EditorsPlate-July

Editor’s Plate: It’s Time for Food Marketers To Let Go of Aunt Jemima and Uncle Ben

July 7, 2020
Even if you don’t see the point, there’s no good reason to retain them.

Up until a year or so ago, I had a small wooden box in a drawer that held needles and a couple spools of thread, more than enough sewing tools for a man, especially in my bachelor days. Glued across the lid – I think the term is decoupage – was “My love for you knows no season,” probably a sincere sentiment at the time from a college girlfriend.

That sentiment means nothing to me now, and that college romance didn’t even last a year. I’ve long, long ago lost track of her. But the box remained the perfect size for a couple needles and two or three spools of thread. So why throw it out? You get my point, right?

Well, forty-some years later my wife didn’t get my point. As benign as that sentiment was to me over the years and up to a year or so ago, it didn’t seem so harmless to my wife. It was not really threatening, not a constant, wistful reminder of the one that got away. It was just a box, a reasonably practical container for some rarely used semi-essentials.

But it was at least awkward and maybe painful for my wife, so it had to go. And it did. And I don’t miss it. And it’s been replaced by a clear plastic zipper pouch, which does just as good a job at holding needles and a couple spools of thread.
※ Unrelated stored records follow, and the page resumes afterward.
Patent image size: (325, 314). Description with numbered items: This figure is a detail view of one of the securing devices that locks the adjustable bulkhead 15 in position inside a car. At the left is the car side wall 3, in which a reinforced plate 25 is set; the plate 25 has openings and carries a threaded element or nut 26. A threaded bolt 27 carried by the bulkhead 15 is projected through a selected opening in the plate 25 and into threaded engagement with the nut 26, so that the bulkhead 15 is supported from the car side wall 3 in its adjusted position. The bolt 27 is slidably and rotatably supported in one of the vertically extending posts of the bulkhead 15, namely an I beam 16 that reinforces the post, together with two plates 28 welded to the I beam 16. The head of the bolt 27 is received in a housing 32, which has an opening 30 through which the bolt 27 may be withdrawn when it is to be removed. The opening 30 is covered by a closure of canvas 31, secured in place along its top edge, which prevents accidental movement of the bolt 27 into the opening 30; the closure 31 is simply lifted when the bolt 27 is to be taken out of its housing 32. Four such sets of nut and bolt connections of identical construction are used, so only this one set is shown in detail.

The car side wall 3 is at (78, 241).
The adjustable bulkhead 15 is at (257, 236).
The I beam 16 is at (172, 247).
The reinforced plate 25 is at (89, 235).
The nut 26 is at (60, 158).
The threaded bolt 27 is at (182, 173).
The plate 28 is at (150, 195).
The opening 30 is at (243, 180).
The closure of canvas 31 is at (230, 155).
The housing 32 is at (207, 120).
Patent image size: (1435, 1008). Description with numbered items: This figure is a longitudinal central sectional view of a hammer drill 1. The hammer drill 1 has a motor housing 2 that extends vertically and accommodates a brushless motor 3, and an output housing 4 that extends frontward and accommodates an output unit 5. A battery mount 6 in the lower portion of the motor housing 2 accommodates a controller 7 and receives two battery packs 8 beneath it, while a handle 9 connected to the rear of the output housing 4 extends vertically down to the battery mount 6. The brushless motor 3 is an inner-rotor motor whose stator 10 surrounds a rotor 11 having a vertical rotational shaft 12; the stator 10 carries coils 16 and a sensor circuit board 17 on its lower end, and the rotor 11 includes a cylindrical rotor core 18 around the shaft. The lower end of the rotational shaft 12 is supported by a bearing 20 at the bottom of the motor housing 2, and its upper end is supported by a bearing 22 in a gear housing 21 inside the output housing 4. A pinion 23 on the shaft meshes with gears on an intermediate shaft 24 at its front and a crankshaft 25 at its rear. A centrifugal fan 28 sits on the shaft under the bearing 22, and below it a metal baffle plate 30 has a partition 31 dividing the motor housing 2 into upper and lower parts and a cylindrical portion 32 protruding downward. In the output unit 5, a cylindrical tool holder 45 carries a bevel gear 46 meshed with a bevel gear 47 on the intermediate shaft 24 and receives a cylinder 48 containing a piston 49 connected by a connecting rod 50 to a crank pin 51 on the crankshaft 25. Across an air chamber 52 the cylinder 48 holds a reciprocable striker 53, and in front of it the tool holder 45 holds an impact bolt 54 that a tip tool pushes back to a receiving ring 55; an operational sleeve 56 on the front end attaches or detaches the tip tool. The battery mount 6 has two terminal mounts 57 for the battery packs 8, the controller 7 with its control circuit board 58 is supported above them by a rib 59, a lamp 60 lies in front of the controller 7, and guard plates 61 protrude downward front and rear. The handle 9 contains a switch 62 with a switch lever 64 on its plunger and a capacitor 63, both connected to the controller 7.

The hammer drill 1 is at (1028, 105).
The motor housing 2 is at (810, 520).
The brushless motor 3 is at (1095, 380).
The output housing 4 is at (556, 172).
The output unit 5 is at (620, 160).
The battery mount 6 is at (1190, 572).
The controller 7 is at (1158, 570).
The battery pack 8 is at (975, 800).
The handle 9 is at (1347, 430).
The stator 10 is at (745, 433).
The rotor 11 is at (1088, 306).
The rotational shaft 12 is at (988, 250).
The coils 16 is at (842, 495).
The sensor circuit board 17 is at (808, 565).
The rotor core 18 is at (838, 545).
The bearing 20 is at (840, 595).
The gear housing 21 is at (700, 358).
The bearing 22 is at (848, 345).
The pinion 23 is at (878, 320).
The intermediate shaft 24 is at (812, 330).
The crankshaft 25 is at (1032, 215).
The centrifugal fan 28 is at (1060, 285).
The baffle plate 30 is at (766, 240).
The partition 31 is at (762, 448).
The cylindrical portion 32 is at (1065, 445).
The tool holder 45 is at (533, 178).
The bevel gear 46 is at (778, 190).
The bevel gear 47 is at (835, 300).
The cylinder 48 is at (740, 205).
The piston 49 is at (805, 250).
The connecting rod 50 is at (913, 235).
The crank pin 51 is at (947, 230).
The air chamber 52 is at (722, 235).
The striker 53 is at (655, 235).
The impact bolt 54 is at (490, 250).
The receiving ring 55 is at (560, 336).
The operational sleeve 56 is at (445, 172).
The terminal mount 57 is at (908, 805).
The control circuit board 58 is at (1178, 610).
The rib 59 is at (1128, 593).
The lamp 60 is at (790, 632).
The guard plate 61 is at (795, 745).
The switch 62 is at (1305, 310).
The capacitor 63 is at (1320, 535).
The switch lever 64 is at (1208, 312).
I hope I’ve managed a metaphor for Aunt Jemima and Uncle Ben and possibly a handful of other brand icons with racist or otherwise questionable original meanings. News stories of the past month say their current owners – PepsiCo and Mars, respectively – are working on rebranding, acknowledging that past, attractive updates of the characters (pearl earrings replaced Aunt Jemima’s head scarf in 1989) are not enough to make up for their origins. The moves have stirred some debate.

After 130 or so years, the origins of those brands and the faces that represent them have been largely – but not entirely – forgotten. I’m sure they mean as little and evoke as little to today’s white people as that sewing box did to me. But why retain them if they hurt even one person?

Ironically, we also carried a news story about the descendants of two Aunt Jemima's who want those images retained because they show how their ancestors worked hard during segregated times to become successes.

The following history was dug up by our Senior Editor Pan Demetrakakes in a blog post he wrote in mid-June:

Let’s not forget why elderly Black people were addressed (by whites) as “aunt” and “uncle” in the first place: It was because most Southern white people, from before the Civil War through the Jim Crow era, refused to call Black people “Miss,” “Mr.” or “Mrs.” Adults of all ages got called by their first names; when they got old enough, “aunt” or “uncle” were tacked on as a sort of twisted parody of an honorific.

The history of Aunt Jemima and Uncle Ben is firmly rooted in this kind of racist condescension. Aunt Jemima Pancake Mix was created in 1889, and its creators hired a former enslaved woman to be its living face, starting with an exhibit at the Chicago World’s Columbian Exposition of 1893. There’s more, but you get the idea. Uncle Ben’s started similarly, with the face modeled after a Chicago maitre d’s.

I bet most of you, like me, didn’t know that history. After all, that stuff happened 100 or more years ago. And we don’t practice that kind of racism anymore, do we? Do we?

But if they offend one person or embolden one Confederate flag-waving racist, then it is indeed time for them to go. Ditto for the Confederate flag.

There’s no need to rewrite our history; it got us to the enviable place we are today. That college romance of mine in some small way contributed to the man I am today; there’s no need to deny it existed.

But it was over even before the second semester was, and that’s where it should remain – not on the cover of a little sewing box.